The tenth Earl was one of the most powerful nobles in Scotland, with vast estates. In 1388 he accompanied the Earl of Douglas into England and fought at the Battle of Otterburn. He had arranged a marriage for his daughter with the Duke of Rothesay, son of Robert III, but through the influence of the Douglases the marriage did not take place. The earl was incensed by this slight to his family pride, and retired to his estates in England. He was eventually reconciled with the Douglases and returned to Scotland in 1409. George, the eleventh Earl, succeeded to his father’s title and vast estates in 1420, and was prominent in public affairs. His wealth, however, was to be his undoing: James I coveted the Dunbar estates and imprisoned the earl on trumped-up charges of treason, so the earldom and the estates were forfeited to the Crown. The last earl died in England in 1455.

The family had established a number of branches, including the Dunbars of Mochrum (to which house the present chief belongs), of Northfield, Hempriggs, Durn, and Both. It is a tribute to the distinction of this name that each of these five branches achieved the rank of baronet.

Gavin Dunbar, Archbishop of Glasgow and Lord High Chancellor of Scotland in the reign of James V, was a younger son of Sir John Dunbar of Mochrum. He distinguished himself at the University of Glasgow and in 1514 became Dean of Moray. In 1524 he was appointed Archbishop of Glasgow. He weathered the first storms of the Reformation and although reckoned a good and learned man, was criticised for his participation in the persecution of Protestants instigated by Cardinal Beaton. Sir James Dunbar of Mochrum was created a Baronet of Nova Scotia in March 1694 with a special royal honour of a grant of supporters ‘Imperially Crowned’. The second Baronet served in the Duke of Marlborough’s cavalry with great distinction.
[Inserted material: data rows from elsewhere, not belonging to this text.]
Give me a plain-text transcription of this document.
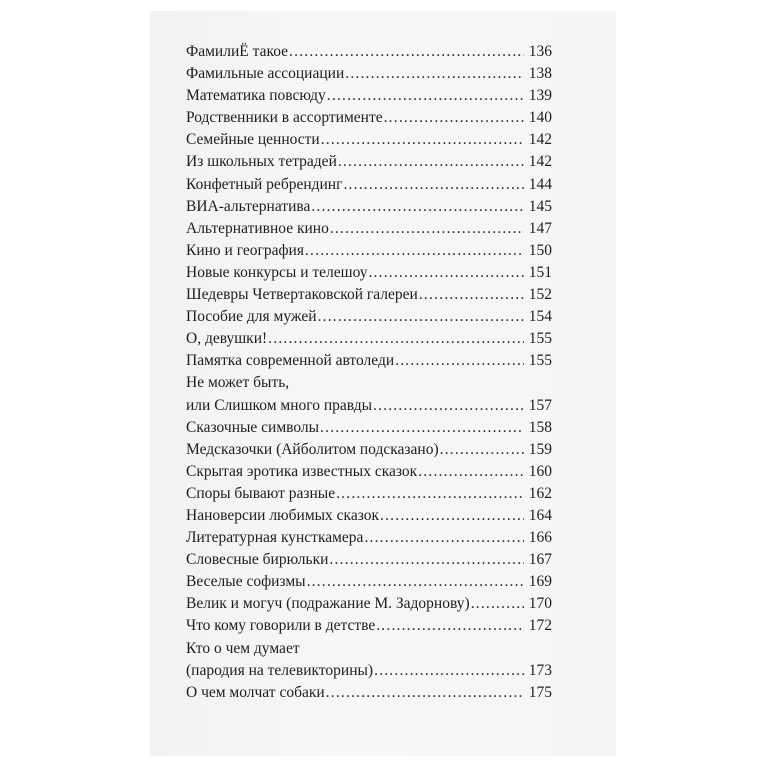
ФамилиЁ такое .....	136
Фамильные ассоциации .....	138
Математика повсюду .....	139
Родственники в ассортименте .....	140
Семейные ценности .....	142
Из школьных тетрадей .....	142
Конфетный ребрендинг .....	144
ВИА-альтернатива .....	145
Альтернативное кино .....	147
Кино и география .....	150
Новые конкурсы и телешоу .....	151
Шедевры Четвертаковской галереи .....	152
Пособие для мужей .....	154
О, девушки! .....	155
Памятка современной автоледи .....	155
Не может быть,
или Слишком много правды .....	157
Сказочные символы .....	158
Медсказочки (Айболитом подсказано) .....	159
Скрытая эротика известных сказок .....	160
Споры бывают разные .....	162
Нановерсии любимых сказок .....	164
Литературная кунсткамера .....	166
Словесные бирюльки .....	167
Веселые софизмы .....	169
Велик и могуч (подражание М. Задорнову) .....	170
Что кому говорили в детстве .....	172
Кто о чем думает
(пародия на телевикторины) .....	173
О чем молчат собаки .....	175
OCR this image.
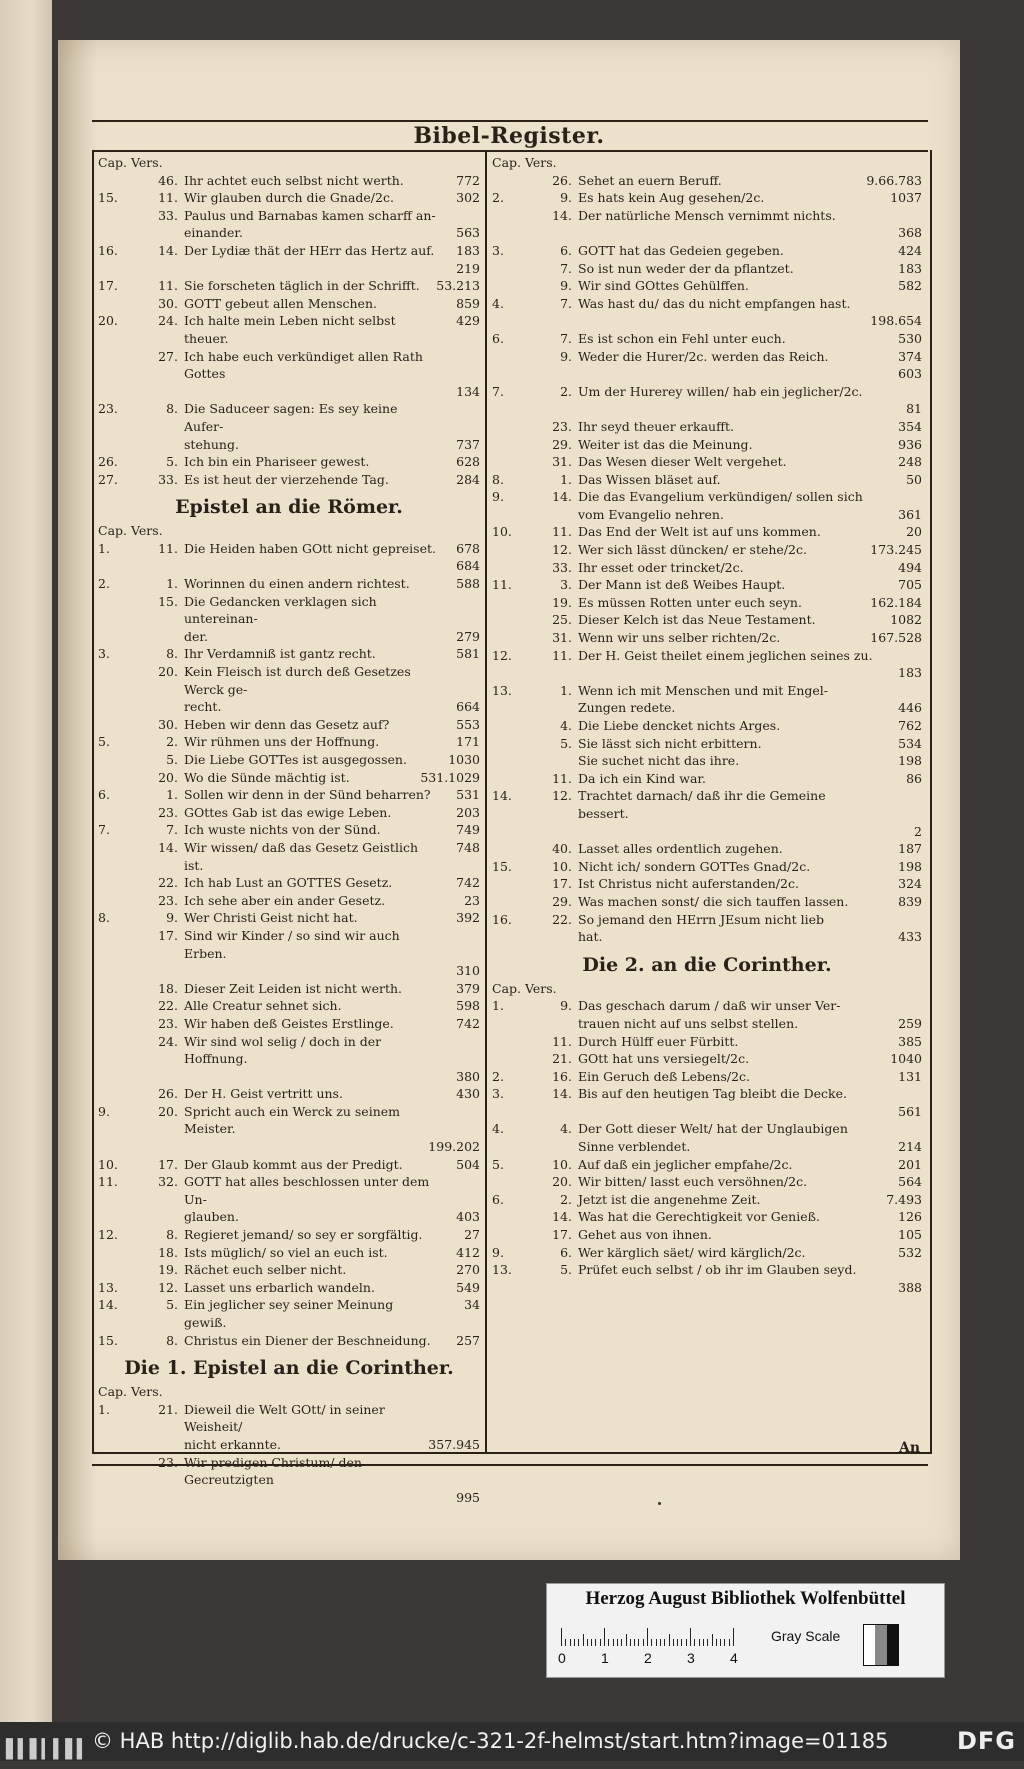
Bibel-Register.
Cap. Vers.
46. Ihr achtet euch selbst nicht werth.	772
15.	11. Wir glauben durch die Gnade/2c.	302
33. Paulus und Barnabas kamen scharff an-
einander.	563
16.	14. Der Lydiæ thät der HErr das Hertz auf.	183
219
17.	11. Sie forscheten täglich in der Schrifft.	53.213
30. GOTT gebeut allen Menschen.	859
20.	24. Ich halte mein Leben nicht selbst theuer.
429
27. Ich habe euch verkündiget allen Rath Gottes
134
23.	8. Die Saduceer sagen: Es sey keine Aufer-
stehung.	737
26.	5. Ich bin ein Phariseer gewest.	628
27.	33. Es ist heut der vierzehende Tag.	284
Epistel an die Römer.
Cap. Vers.
1.	11. Die Heiden haben GOtt nicht gepreiset.	678
684
2.	1. Worinnen du einen andern richtest.	588
15. Die Gedancken verklagen sich untereinan-
der.	279
3.	8. Ihr Verdamniß ist gantz recht.	581
20. Kein Fleisch ist durch deß Gesetzes Werck ge-
recht.	664
30. Heben wir denn das Gesetz auf?	553
5.	2. Wir rühmen uns der Hoffnung.	171
5. Die Liebe GOTTes ist ausgegossen.	1030
20. Wo die Sünde mächtig ist.	531.1029
6.	1. Sollen wir denn in der Sünd beharren?	531
23. GOttes Gab ist das ewige Leben.	203
7.	7. Ich wuste nichts von der Sünd.	749
14. Wir wissen/ daß das Gesetz Geistlich ist.
748
22. Ich hab Lust an GOTTES Gesetz.	742
23. Ich sehe aber ein ander Gesetz.	23
8.	9. Wer Christi Geist nicht hat.	392
17. Sind wir Kinder / so sind wir auch Erben.
310
18. Dieser Zeit Leiden ist nicht werth.	379
22. Alle Creatur sehnet sich.	598
23. Wir haben deß Geistes Erstlinge.	742
24. Wir sind wol selig / doch in der Hoffnung.
380
26. Der H. Geist vertritt uns.	430
9.	20. Spricht auch ein Werck zu seinem Meister.
199.202
10.	17. Der Glaub kommt aus der Predigt.	504
11.	32. GOTT hat alles beschlossen unter dem Un-
glauben.	403
12.	8. Regieret jemand/ so sey er sorgfältig.	27
18. Ists müglich/ so viel an euch ist.	412
19. Rächet euch selber nicht.	270
13.	12. Lasset uns erbarlich wandeln.	549
14.	5. Ein jeglicher sey seiner Meinung gewiß.
34
15.	8. Christus ein Diener der Beschneidung.	257
Die 1. Epistel an die Corinther.
Cap. Vers.
1.	21. Dieweil die Welt GOtt/ in seiner Weisheit/
nicht erkannte.	357.945
23. Wir predigen Christum/ den Gecreutzigten
995
Cap. Vers.
26. Sehet an euern Beruff.	9.66.783
2.	9. Es hats kein Aug gesehen/2c.	1037
14. Der natürliche Mensch vernimmt nichts.
368
3.	6. GOTT hat das Gedeien gegeben.	424
7. So ist nun weder der da pflantzet.	183
9. Wir sind GOttes Gehülffen.	582
4.	7. Was hast du/ das du nicht empfangen hast.
198.654
6.	7. Es ist schon ein Fehl unter euch.	530
9. Weder die Hurer/2c. werden das Reich.	374
603
7.	2. Um der Hurerey willen/ hab ein jeglicher/2c.
81
23. Ihr seyd theuer erkaufft.	354
29. Weiter ist das die Meinung.	936
31. Das Wesen dieser Welt vergehet.	248
8.	1. Das Wissen bläset auf.	50
9.	14. Die das Evangelium verkündigen/ sollen sich
vom Evangelio nehren.	361
10.	11. Das End der Welt ist auf uns kommen.	20
12. Wer sich lässt düncken/ er stehe/2c.	173.245
33. Ihr esset oder trincket/2c.	494
11.	3. Der Mann ist deß Weibes Haupt.	705
19. Es müssen Rotten unter euch seyn.	162.184
25. Dieser Kelch ist das Neue Testament.	1082
31. Wenn wir uns selber richten/2c.	167.528
12.	11. Der H. Geist theilet einem jeglichen seines zu.
183
13.	1. Wenn ich mit Menschen und mit Engel-
Zungen redete.	446
4. Die Liebe dencket nichts Arges.	762
5. Sie lässt sich nicht erbittern.	534
Sie suchet nicht das ihre.	198
11. Da ich ein Kind war.	86
14.	12. Trachtet darnach/ daß ihr die Gemeine bessert.
2
40. Lasset alles ordentlich zugehen.	187
15.	10. Nicht ich/ sondern GOTTes Gnad/2c.	198
17. Ist Christus nicht auferstanden/2c.	324
29. Was machen sonst/ die sich tauffen lassen.	839
16.	22. So jemand den HErrn JEsum nicht lieb
hat.	433
Die 2. an die Corinther.
Cap. Vers.
1.	9. Das geschach darum / daß wir unser Ver-
trauen nicht auf uns selbst stellen.	259
11. Durch Hülff euer Fürbitt.	385
21. GOtt hat uns versiegelt/2c.	1040
2.	16. Ein Geruch deß Lebens/2c.	131
3.	14. Bis auf den heutigen Tag bleibt die Decke.
561
4.	4. Der Gott dieser Welt/ hat der Unglaubigen
Sinne verblendet.	214
5.	10. Auf daß ein jeglicher empfahe/2c.	201
20. Wir bitten/ lasst euch versöhnen/2c.	564
6.	2. Jetzt ist die angenehme Zeit.	7.493
14. Was hat die Gerechtigkeit vor Genieß.	126
17. Gehet aus von ihnen.	105
9.	6. Wer kärglich säet/ wird kärglich/2c.	532
13.	5. Prüfet euch selbst / ob ihr im Glauben seyd.
388
An
Herzog August Bibliothek Wolfenbüttel
0	1	2	3	4
Gray Scale
▌▍▌▎▍▌▍ © HAB http://diglib.hab.de/drucke/c-321-2f-helmst/start.htm?image=01185	DFG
He was recognised as chief on the death of Ludovic Dunbar in 1744. Sir William Dunbar, ninth Baronet, was Registrar General from 1902 to 1909. The title of the present chief’s father was established only after a celebrated court case in 1990 first heard before the Lord Lyon, King of Arms, then appealed to the Supreme Court in Edinburgh, and finally concluded in the House of Lords in London.